Visually, Just Cause 3 is a fine looking game when it’s running as it should, although technical issues do get in the way of the fun from time to time. Yes, even with multiple patches, the game still continues to underperform technically at times. The frame-rate drops horrendously when the action gets really intense all too frequently, and this really does take some of the shine away from the game. Fortunately, in my own experience, it didn’t happen over and over again, but it still occurred enough to spoil things somewhat, and for a game that has a focus on causing extreme chaos, it just isn’t good enough. It just feels like shoddy work.
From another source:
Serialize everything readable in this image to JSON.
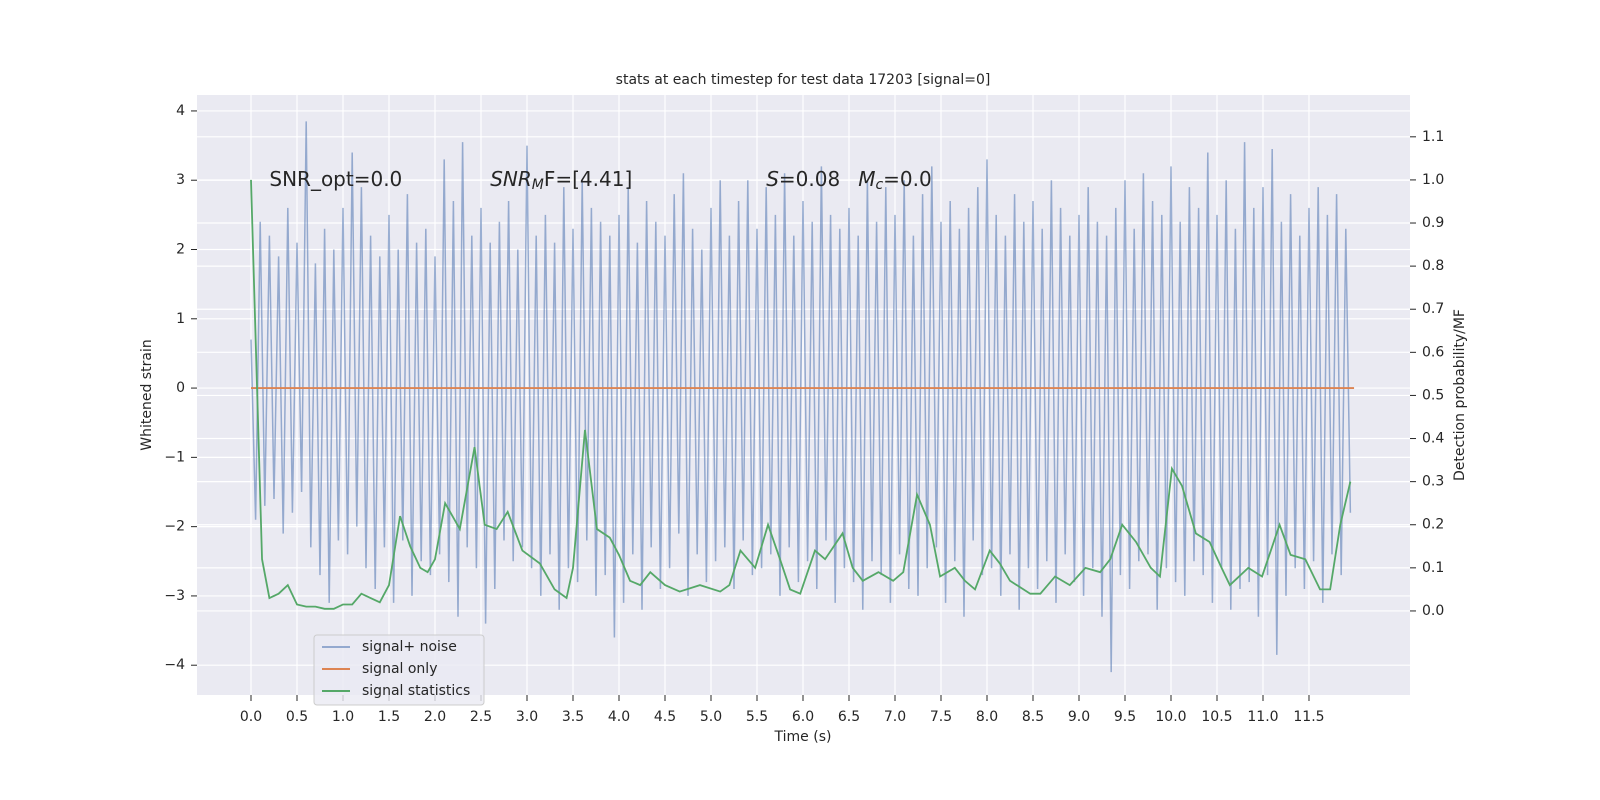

There’s an excellent action game hiding under Just Cause 3’s issues. The presence of a parachute, an improved grappling hook that can be played with in many different ways, and the addition of a wingsuit once again means that the Just Cause series remains distinct in a crowded genre, and it really is an exhilarating action game when things are working as they should. It’s just a shame that the game is tarnished by a slightly flawed and repetitive mission unlock structure as well as some truly immersion breaking technical issues. To sum things up, Just Cause 3 is fantastic on many occasions but it’s also a disappointment.